>Are waifus a "new" sort of love?
I wouldn't consider it new, no. Of course there's the tale of Pygmalion, as the guy above me listed, but more to the point I think the capacity existed in humans long before. It's really just that in the 21st century, as entertainment has become more and more advanced, the characters are real enough that they're capable of evoking love in us.
More importantly, maybe, with the internet it allows us to congregate. Loving a waifu, it's something a small, small, incredibly small minority of people do. If we were all alone, if we didn't have a way to connect, I imagine many of us would abandon their waifu out of a similar sense of "this is wrong" that you question. The few that were left, that went on loving their waifu, would be so rare as to not leave a mark. They'd live and die loving their waifu and no one, excluding perhaps a rare confidant, would know the difference. But with the internet, we can gather in numbers enough to make leave a trace. On top of that, when someone doubts they can remember that there are others like him, that he's not a single madman alone in the world. Profess all you want to not care but most people inherently want to belong, and if they feel they don't they're more likely to change their ways in an attempt to fit in.
>I BET that EVERY psychologist would try to "remove" my waifu from me, saying its just delusional.
You would actually be surprised. In my limited experience, and from what I've seen some other people say, psychologists are totally fine with loving a waifu. As long as you don't lose touch with reality. Many of us say we believe our waifus exist in our hearts, or "somewhere out there," and that's fine, but believing your waifu exists in the physical, or that you can hear her like any other person, that's more along the lines of delusions or hallucinations.

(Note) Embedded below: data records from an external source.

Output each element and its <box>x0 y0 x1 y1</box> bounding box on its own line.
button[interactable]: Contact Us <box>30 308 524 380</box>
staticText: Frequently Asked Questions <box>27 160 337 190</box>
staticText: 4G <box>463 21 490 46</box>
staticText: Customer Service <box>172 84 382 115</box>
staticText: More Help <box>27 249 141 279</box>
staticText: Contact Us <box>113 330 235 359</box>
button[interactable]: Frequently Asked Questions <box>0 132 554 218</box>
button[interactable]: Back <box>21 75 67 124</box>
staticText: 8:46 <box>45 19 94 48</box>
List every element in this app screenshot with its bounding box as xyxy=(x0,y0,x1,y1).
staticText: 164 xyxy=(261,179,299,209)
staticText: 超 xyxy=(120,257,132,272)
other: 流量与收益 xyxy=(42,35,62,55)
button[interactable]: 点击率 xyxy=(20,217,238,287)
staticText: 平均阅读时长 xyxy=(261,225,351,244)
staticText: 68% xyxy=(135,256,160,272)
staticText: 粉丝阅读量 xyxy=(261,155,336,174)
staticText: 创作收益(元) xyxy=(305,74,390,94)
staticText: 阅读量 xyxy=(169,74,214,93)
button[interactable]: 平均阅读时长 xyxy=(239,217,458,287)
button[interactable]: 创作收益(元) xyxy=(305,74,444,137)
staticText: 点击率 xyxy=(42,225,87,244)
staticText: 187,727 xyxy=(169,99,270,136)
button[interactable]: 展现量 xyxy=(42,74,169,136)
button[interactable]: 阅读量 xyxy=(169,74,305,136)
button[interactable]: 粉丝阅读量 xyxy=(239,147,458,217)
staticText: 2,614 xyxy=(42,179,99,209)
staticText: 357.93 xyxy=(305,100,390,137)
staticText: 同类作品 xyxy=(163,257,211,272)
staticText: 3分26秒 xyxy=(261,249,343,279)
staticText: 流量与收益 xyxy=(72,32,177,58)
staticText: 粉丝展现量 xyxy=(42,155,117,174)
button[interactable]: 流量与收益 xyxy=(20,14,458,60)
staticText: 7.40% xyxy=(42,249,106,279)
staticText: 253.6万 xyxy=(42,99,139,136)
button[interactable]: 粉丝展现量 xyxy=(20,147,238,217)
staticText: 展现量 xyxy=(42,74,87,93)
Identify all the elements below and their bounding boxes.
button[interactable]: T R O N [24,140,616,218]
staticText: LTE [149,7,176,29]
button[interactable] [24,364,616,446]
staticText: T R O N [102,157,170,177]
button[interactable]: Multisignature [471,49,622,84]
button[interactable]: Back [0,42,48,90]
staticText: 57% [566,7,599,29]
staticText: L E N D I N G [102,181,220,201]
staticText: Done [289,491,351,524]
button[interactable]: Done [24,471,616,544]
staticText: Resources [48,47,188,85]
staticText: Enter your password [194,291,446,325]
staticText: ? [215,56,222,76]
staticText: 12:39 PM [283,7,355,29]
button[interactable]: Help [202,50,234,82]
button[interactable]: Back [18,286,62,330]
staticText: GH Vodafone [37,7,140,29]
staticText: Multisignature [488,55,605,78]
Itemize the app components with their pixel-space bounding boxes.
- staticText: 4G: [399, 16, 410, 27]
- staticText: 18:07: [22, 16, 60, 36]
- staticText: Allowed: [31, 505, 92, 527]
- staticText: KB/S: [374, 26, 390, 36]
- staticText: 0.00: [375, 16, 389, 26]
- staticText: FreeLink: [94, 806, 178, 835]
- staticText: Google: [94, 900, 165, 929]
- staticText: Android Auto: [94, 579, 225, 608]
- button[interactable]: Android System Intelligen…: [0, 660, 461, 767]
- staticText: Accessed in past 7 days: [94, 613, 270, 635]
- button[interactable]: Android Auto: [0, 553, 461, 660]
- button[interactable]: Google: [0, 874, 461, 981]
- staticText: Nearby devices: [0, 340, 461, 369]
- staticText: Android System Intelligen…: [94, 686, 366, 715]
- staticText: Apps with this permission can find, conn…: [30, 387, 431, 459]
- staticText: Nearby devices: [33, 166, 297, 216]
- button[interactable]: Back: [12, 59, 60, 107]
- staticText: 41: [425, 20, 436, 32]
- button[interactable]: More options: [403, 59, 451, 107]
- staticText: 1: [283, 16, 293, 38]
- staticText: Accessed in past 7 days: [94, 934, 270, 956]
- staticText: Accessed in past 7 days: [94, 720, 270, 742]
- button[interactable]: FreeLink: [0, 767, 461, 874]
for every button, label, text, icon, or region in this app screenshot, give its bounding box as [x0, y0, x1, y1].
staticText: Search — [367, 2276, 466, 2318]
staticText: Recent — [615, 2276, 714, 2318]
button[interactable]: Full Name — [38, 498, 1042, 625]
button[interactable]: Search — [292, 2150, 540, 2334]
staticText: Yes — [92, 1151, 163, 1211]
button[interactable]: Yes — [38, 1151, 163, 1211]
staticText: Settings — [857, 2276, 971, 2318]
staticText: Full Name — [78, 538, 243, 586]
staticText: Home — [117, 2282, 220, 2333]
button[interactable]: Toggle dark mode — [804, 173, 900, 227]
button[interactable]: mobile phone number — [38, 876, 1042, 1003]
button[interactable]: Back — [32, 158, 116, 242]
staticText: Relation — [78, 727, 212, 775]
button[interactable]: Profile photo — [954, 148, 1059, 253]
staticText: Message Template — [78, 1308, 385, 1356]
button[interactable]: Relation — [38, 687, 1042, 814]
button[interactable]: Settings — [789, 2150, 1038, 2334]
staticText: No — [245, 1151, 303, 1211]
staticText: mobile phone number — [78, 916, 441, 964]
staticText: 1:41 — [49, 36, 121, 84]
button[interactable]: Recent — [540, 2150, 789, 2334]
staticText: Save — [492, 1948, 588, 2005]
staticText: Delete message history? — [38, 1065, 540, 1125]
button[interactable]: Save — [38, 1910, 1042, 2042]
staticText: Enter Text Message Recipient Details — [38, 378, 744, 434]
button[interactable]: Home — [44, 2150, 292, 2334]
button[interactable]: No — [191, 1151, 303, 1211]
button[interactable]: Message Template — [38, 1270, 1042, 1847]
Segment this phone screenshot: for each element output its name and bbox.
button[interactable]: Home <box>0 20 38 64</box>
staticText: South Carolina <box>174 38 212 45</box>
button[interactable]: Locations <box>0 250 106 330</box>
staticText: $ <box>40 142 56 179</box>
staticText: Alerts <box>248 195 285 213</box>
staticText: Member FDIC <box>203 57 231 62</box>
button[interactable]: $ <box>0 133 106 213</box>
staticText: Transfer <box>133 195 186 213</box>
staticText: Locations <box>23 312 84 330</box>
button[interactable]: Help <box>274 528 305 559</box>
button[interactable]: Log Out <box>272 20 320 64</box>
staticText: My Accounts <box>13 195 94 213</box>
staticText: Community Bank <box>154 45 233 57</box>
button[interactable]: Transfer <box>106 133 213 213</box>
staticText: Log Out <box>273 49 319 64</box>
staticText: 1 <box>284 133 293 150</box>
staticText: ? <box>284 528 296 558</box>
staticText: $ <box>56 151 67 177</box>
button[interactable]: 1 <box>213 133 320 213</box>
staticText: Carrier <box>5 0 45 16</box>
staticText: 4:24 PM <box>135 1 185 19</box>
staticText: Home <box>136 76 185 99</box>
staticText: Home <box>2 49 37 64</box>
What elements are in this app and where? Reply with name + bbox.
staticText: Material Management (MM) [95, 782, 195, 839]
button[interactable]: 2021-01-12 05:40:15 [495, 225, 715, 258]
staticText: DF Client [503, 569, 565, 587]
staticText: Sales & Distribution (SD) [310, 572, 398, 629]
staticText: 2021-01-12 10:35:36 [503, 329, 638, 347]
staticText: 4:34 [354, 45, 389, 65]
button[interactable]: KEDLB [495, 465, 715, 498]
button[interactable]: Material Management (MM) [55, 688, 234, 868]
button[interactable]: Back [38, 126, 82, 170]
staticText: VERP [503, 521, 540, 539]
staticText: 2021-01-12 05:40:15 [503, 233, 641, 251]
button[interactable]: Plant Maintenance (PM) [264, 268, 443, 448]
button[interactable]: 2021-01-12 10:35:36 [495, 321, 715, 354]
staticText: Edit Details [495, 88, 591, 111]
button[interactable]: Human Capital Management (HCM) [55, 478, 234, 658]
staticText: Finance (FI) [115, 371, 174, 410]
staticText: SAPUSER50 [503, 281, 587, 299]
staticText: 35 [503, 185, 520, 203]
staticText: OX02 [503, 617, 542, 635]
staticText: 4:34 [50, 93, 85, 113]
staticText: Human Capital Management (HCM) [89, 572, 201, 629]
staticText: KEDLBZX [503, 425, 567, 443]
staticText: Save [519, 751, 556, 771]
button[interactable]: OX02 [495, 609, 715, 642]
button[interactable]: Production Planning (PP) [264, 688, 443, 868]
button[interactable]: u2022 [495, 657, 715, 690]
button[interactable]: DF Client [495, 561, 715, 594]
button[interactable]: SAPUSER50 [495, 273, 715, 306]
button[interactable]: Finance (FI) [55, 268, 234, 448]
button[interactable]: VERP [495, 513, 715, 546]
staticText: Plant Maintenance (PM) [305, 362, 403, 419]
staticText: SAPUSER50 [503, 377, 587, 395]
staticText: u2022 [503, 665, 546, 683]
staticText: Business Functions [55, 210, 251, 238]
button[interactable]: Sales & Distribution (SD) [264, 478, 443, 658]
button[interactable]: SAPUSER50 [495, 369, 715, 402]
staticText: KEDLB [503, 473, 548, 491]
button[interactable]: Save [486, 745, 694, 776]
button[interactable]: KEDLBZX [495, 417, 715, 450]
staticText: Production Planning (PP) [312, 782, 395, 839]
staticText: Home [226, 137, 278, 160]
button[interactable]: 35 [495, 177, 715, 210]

As long as you stay in touch with reality waifus are perfectly healthy on their own, what matters is how they effect your life. Think of it like addictions. A small amount of alcohol or gambling is fine here and there, it's when your life starts to fall apart, when you lose your job or can't pay your bills or are abusive to family, because of alcohol or gambling that they become a problem. Waifus are kind of similar. As long as your waifu makes you happy, your waifu is healthy for you. If your waifu makes you unhappy, or causes you to do things that make you unhappy, then a psychologist would likely consider your love of your waifu unhealthy. And really, if your waifu makes you unhappy, more than the occasional sadness that you mention, perhaps you should reconsider whether this is the lifestyle you want to commit yourself too.
So no, I don't really think waifus are, by themselves, a form of mental illness. Though if you go too far it can become one.
>Are waifus a pure form of love that differs from 3d relationships that are changing every few months in the worst case
Eh, I think they're "purer" than the types of relationships you talk about. Most of them are just rooted in infatuation or looks, once the shine wears off there's no motivation to continue it because the couple learns they really don't like each other. Are they purer than the love of a couple that's been married for 50 years and still happy, though? I don't particularly think so.
The experience you described was basically mine too, though I didn't give him any material nor did he recommend I try a 3D relationship one more time.